Die Tv-Natur ist bis tief in die Wolle gefärbt bürgerlich. Geboten wird ein Streben nach anmutiger Schönheit und exzellenter Leistung. Messbare Eigenarten eben, messbar an unserem Mass. Was wie schön ist, zeigt die Kamera, was die Leistung ist, sagt uns die Testosteron-Stimme aus dem Off. Dreht man die aus, sprechen nur noch die Bilder. Die Pinkflamingos stehen im Wasser wie eine Herde einbeiniger Giselle Bündchens. Erst unser Kamerahubschrauber vermag sie aus ihrem aristokratischen Nickerchen zurückholen in die Jetztzeit. Aufstehen Mädels, der Wecker hat geklingel.

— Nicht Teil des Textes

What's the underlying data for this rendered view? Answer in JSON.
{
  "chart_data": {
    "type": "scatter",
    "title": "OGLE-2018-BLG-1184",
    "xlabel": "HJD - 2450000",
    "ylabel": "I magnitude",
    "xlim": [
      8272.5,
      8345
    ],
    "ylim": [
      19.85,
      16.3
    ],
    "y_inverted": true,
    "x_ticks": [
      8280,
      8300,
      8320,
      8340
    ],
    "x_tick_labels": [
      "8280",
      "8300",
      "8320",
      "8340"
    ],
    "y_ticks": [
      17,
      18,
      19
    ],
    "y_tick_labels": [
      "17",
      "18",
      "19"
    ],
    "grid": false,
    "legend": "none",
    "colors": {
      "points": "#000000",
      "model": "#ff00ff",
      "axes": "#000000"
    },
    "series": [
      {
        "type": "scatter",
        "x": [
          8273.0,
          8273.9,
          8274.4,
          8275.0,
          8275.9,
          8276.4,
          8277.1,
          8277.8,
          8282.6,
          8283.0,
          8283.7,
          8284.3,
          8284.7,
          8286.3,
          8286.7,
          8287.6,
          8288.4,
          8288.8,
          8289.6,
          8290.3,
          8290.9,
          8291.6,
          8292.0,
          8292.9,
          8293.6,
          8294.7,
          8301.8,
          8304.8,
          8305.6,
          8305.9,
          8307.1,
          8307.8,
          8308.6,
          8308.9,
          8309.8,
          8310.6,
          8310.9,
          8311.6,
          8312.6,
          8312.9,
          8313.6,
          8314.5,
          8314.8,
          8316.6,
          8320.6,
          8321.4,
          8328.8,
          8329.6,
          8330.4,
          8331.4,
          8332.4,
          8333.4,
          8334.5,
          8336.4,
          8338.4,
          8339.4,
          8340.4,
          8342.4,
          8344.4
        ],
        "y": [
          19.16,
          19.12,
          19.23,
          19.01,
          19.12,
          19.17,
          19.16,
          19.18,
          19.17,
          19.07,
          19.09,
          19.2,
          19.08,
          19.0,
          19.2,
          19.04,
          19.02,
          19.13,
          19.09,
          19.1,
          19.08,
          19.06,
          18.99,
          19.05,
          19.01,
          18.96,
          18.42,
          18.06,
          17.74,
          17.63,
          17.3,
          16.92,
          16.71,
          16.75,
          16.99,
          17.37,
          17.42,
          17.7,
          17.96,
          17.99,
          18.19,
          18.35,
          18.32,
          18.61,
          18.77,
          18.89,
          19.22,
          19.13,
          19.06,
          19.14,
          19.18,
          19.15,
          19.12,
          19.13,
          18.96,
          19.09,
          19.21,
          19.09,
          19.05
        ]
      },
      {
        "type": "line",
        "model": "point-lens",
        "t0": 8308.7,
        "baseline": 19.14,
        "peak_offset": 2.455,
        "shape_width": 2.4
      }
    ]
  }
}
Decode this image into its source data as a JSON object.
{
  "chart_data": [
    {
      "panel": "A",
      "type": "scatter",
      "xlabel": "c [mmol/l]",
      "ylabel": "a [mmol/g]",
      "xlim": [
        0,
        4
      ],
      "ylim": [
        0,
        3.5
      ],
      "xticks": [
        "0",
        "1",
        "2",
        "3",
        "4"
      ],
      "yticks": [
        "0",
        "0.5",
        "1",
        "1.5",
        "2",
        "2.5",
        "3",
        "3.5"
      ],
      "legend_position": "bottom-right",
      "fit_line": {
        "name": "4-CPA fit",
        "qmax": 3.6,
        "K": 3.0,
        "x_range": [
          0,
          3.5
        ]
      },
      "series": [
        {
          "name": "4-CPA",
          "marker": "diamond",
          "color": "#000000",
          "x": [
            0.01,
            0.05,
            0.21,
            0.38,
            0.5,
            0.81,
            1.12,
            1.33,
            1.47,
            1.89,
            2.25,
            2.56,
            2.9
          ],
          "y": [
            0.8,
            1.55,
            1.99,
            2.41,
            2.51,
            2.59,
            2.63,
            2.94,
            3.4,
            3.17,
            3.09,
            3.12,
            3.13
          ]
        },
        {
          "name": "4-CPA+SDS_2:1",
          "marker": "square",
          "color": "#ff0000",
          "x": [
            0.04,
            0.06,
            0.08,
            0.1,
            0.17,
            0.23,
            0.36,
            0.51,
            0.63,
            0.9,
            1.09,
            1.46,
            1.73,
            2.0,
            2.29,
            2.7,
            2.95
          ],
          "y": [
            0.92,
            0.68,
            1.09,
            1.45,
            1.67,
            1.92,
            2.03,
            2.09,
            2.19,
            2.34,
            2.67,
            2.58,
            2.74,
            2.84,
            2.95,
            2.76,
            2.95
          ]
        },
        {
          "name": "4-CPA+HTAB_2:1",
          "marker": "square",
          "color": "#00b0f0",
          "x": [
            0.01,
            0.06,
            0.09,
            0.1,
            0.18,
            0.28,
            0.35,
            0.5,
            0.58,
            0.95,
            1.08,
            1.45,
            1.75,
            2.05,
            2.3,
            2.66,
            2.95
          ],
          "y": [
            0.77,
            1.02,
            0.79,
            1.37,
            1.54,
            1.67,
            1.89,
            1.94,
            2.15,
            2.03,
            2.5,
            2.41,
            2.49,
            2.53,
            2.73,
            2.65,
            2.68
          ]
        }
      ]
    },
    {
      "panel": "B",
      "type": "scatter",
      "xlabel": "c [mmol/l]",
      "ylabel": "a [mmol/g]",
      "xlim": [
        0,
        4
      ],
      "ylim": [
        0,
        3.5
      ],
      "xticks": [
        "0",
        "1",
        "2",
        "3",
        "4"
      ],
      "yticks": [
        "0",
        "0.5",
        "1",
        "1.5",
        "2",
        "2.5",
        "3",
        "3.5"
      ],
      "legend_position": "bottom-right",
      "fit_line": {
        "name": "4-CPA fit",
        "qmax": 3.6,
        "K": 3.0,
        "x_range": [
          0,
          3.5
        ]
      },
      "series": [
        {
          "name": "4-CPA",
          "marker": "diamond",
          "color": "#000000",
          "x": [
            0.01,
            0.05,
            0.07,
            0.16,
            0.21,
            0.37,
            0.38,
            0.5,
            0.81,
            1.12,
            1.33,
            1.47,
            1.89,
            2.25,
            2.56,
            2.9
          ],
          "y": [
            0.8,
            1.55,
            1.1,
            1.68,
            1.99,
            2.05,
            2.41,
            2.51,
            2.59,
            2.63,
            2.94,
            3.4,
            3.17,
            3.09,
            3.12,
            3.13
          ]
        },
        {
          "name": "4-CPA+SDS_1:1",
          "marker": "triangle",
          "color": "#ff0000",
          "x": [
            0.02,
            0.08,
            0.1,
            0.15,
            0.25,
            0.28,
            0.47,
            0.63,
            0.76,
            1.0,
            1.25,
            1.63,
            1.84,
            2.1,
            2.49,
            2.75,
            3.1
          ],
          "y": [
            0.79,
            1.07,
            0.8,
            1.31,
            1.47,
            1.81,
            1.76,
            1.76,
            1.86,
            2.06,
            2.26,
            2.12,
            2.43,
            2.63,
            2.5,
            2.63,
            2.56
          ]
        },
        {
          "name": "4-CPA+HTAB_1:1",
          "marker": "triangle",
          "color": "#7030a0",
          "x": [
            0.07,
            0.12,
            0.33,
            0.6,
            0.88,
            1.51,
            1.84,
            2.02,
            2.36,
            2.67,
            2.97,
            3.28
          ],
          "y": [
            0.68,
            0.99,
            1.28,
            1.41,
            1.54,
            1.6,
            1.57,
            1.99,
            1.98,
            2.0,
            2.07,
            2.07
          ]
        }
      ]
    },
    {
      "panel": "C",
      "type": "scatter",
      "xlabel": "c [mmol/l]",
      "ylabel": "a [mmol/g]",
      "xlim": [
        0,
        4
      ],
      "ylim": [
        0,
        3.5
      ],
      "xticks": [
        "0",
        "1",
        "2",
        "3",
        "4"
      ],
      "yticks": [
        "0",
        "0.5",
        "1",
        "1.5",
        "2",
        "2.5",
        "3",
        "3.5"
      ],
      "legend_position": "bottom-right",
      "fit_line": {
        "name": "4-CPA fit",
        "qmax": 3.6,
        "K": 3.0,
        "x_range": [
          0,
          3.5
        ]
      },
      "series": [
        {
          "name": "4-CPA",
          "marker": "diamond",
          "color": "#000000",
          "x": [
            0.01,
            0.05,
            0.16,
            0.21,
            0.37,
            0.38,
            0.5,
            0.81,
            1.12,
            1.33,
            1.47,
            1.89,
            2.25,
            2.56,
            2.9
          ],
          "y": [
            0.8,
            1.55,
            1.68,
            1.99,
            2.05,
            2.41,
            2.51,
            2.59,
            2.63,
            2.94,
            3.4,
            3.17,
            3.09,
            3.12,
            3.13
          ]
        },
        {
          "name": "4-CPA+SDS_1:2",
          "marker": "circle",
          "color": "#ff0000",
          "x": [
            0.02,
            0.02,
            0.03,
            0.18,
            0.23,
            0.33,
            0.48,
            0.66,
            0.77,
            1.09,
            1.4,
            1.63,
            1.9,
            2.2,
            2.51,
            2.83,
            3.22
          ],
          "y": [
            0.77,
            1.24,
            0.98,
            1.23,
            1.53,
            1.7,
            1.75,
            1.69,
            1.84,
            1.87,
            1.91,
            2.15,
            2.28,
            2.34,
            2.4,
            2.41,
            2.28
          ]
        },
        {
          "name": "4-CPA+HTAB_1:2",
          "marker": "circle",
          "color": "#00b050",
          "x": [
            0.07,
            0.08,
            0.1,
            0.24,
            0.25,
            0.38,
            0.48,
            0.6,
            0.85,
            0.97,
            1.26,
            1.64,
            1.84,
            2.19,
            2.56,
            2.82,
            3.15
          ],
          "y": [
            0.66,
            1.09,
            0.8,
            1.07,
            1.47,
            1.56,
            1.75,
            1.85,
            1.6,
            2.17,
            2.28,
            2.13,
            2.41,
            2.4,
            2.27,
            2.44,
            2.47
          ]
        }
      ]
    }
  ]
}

Am besten gebucht sind die Freak-Shows. Ungesehene Bilder, epische Schönheit, mythische Perversion. Manches kennen wir aus der Bibel. Schaut das winzige Zaunkönigweibchen, wie es zitternd vor Erschöpfung dem riesenhaften Kuckuck-Jungen heute bereits den fünfzehnten Wurm in den Schnabel schiebt. Ihr Kopf verschwindet fast im Babyschnabel, denn der Jungkuckuck bringt das sechsfache Gewicht seiner Ziehmutter auf die Waage. Dem Gottesanbeter auf dem Nachbarast / -kontinent geht es nicht besser, seine Gottesanbeterin hat ihm nach dem Akt gerade gnadenlos den Kopf abgebissen. Und auch die Boa Constrictor macht ihrem Namen alle Ehre. Erst schlingt und würgt sie den Springbock ins Jenseits, dann hinab, samt Hufen und Hörnern. All dies sind Sachen, die wir unseren Kindern bei Tisch nie durchgehen lassen würden, doch am Fernsehen sehen wir sie ganz gern.

Schliesslich gerät auch das Tier selbst unter Verdacht. Als Weltnaturerbe zieht es das Baströckchen an und mimt für unsere sentimentale Sofaseele den edlen Wilden. Sitting Bull, melancholisch lächelnd zwischen Bang und Olufsen.
Da sitzen und liegen wir im Standby-Modus vor dem Tv, schauen, wie Tiere ihr Leben fristen, dieser erhabene Stress, und knabbern beim Anblick von Löwenpranken auf Zebraflanken leicht echauffiert am Schockoriegel. Über Jahrmillionen hinweg haben wir uns aus diesem Sumpf herausevolutioniert. Jetzt ist gefälligst Feierabend, Zeit für ein Pläsierchen. (Nicht kleckern, Tierchen, klotzen!)